In the meantime, Jones had gotten married and taken up preaching. Beginning as a student minister in the Methodist Church, Jones abandoned that congregation when it refused membership to African-Americans. Using funds earned selling pet monkeys door-to-door, Jones started his own Pentecostal-style church under the name Wings of Deliverance. Renamed the Community Unity Church, Indianapolis’ first biracial church opened its doors at Hoyt Avenue and Randolph Street in 1954.
(Theatre-goers may be aware that the church at St. Clair Street and Park Avenue that now houses the Phoenix Theatre was another place Jones preached.) Emerging in 1956 as The People’s Temple Full Gospel church at 1502 North New Jersey Street, Jones’ ministry promoted racial equality and social activism, operating soup kitchens, nursing homes, and facilities for the disabled. On the home front, Jones and his wife made headlines as the first white couple in Indiana to adopt a black child, the first of five non-white children they brought into their family. Jones’ efforts to promote racial harmony were hailed by the Indianapolis Recorder, the city’s African-American publication. He was appointed chair of the Indianapolis Human Rights Commission in 1961, and is credited with having used the post to desegregate municipal institutions and private businesses alike.
Although the People’s Temple gained membership in the Christian Church in 1960 when it was recognized by the Disciples of Christ, who subsequently ordained Jones, his ministry was an eclectic mix of faith healing and socialist politics that ultimately shunned white Christianity and the Bible. Jones asked his followers not only to call him “Dad” or “Father,” but to consider him an incarnation of God.

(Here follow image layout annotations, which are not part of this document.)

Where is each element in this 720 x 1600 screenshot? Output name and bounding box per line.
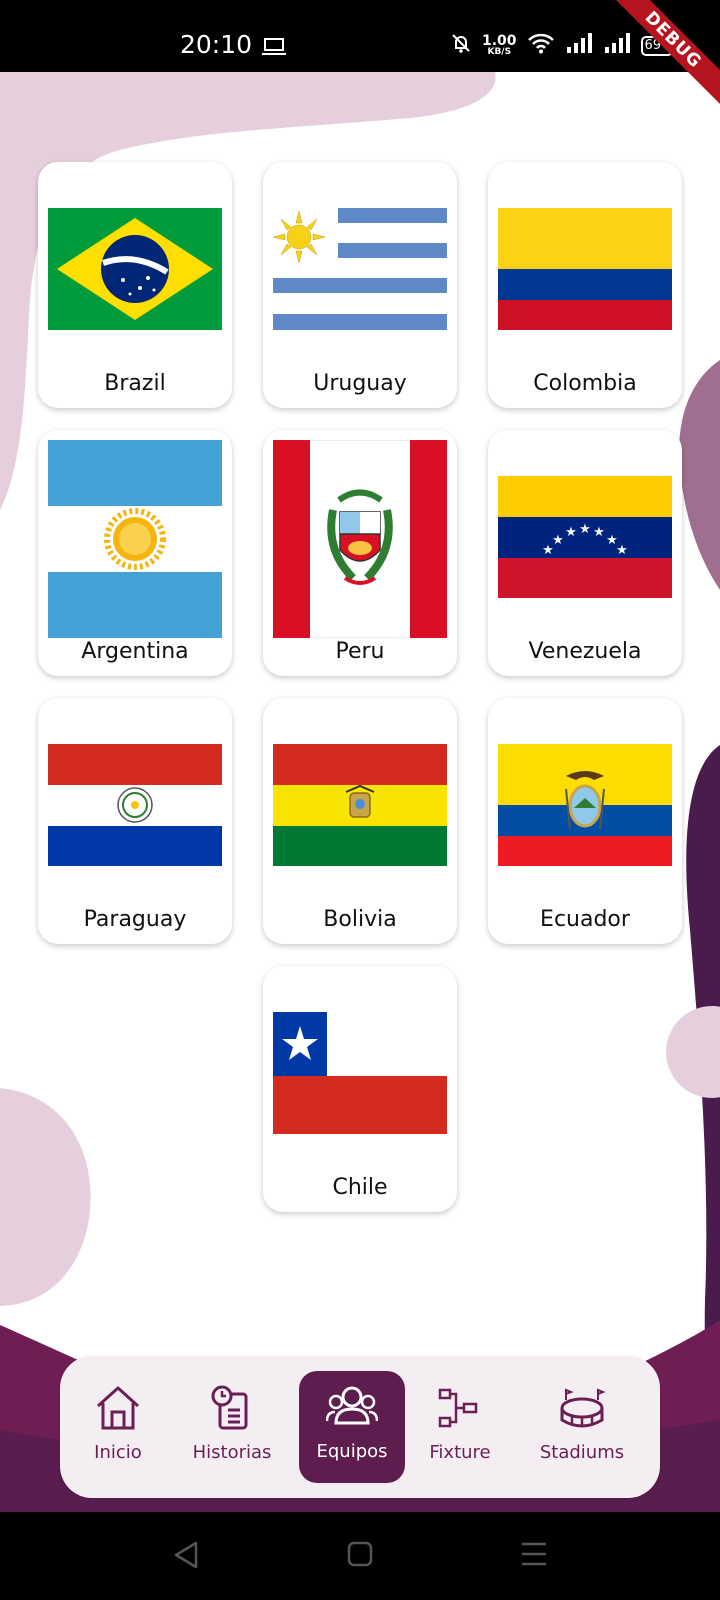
home-square-icon[interactable] [347, 1541, 373, 1572]
svg-text:★: ★ [616, 543, 628, 558]
team-card-argentina[interactable]: Argentina [38, 430, 232, 676]
net-speed-unit: KB/S [487, 47, 512, 57]
nav-label: Stadiums [539, 1442, 625, 1463]
team-name: Brazil [104, 371, 166, 396]
nav-item-stadiums[interactable]: Stadiums [522, 1372, 642, 1484]
team-card-bolivia[interactable]: Bolivia [263, 698, 457, 944]
mute-bell-icon [450, 32, 472, 59]
ecuador-flag-icon [498, 744, 672, 866]
team-name: Chile [332, 1175, 388, 1200]
uruguay-flag-icon [273, 208, 447, 330]
brazil-flag-icon [48, 208, 222, 330]
status-icons: 1.00 KB/S 69 [450, 32, 677, 59]
paraguay-flag-icon [48, 744, 222, 866]
svg-text:★: ★ [565, 525, 577, 540]
team-card-ecuador[interactable]: Ecuador [488, 698, 682, 944]
nav-item-fixture[interactable]: Fixture [406, 1372, 514, 1484]
team-card-brazil[interactable]: Brazil [38, 162, 232, 408]
group-icon [299, 1383, 405, 1431]
bracket-icon [406, 1384, 514, 1432]
signal-icon [565, 32, 593, 59]
net-speed-value: 1.00 [482, 33, 517, 49]
team-name: Venezuela [528, 639, 642, 664]
peru-flag-icon [273, 440, 447, 638]
status-time: 20:10 [180, 30, 253, 59]
team-name: Uruguay [313, 371, 407, 396]
team-name: Bolivia [323, 907, 397, 932]
nav-label: Fixture [429, 1442, 491, 1463]
nav-item-inicio[interactable]: Inicio [64, 1372, 172, 1484]
home-icon [64, 1384, 172, 1432]
signal-icon-2 [603, 32, 631, 59]
team-card-uruguay[interactable]: Uruguay [263, 162, 457, 408]
bottom-nav: Inicio Historias Equipos Fixture Stadium… [60, 1356, 660, 1498]
svg-text:★: ★ [579, 522, 591, 537]
screen-cast-icon [262, 36, 286, 61]
stadium-icon [522, 1384, 642, 1432]
wifi-icon [527, 32, 555, 59]
svg-text:★: ★ [593, 525, 605, 540]
team-name: Paraguay [83, 907, 187, 932]
battery-icon: 69 [640, 35, 677, 57]
team-name: Peru [335, 639, 385, 664]
team-card-paraguay[interactable]: Paraguay [38, 698, 232, 944]
nav-label: Historias [192, 1442, 272, 1463]
nav-label: Inicio [94, 1442, 142, 1463]
argentina-flag-icon [48, 440, 222, 638]
back-icon[interactable] [172, 1540, 202, 1575]
colombia-flag-icon [498, 208, 672, 330]
nav-item-historias[interactable]: Historias [178, 1372, 286, 1484]
team-name: Argentina [81, 639, 189, 664]
venezuela-flag-icon: ★★★ ★ ★★★ [498, 476, 672, 598]
team-card-chile[interactable]: Chile [263, 966, 457, 1212]
team-name: Ecuador [540, 907, 630, 932]
net-speed: 1.00 KB/S [482, 34, 517, 57]
chile-flag-icon [273, 1012, 447, 1134]
bolivia-flag-icon [273, 744, 447, 866]
system-nav-bar [0, 1512, 720, 1600]
history-icon [178, 1384, 286, 1432]
menu-icon[interactable] [520, 1541, 548, 1572]
status-bar: 20:10 1.00 KB/S 69 [0, 0, 720, 72]
nav-item-equipos[interactable]: Equipos [299, 1371, 405, 1483]
team-card-peru[interactable]: Peru [263, 430, 457, 676]
svg-text:★: ★ [552, 533, 564, 548]
team-card-venezuela[interactable]: ★ ★ ★ ★ ★ ★ ★ Venezuela [488, 430, 682, 676]
team-card-colombia[interactable]: Colombia [488, 162, 682, 408]
nav-label: Equipos [316, 1441, 388, 1462]
team-name: Colombia [533, 371, 637, 396]
battery-level: 69 [644, 37, 662, 53]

Several years after Jones had transplanted his inner flock to California, the Indianapolis Star published the first expose of Jones, who was by this time a well-respected figure in San Francisco politics. The 1971 piece revealed the excesses and the apparent deceptions of the “miracle healing services” held at People’s Temple in downtown Indianapolis. Subsequently, the Star assigned its leading investigative reporter to the case. By 1974, facing increasing scrutiny from the media, Jones had already arranged for the exodus to Guyana.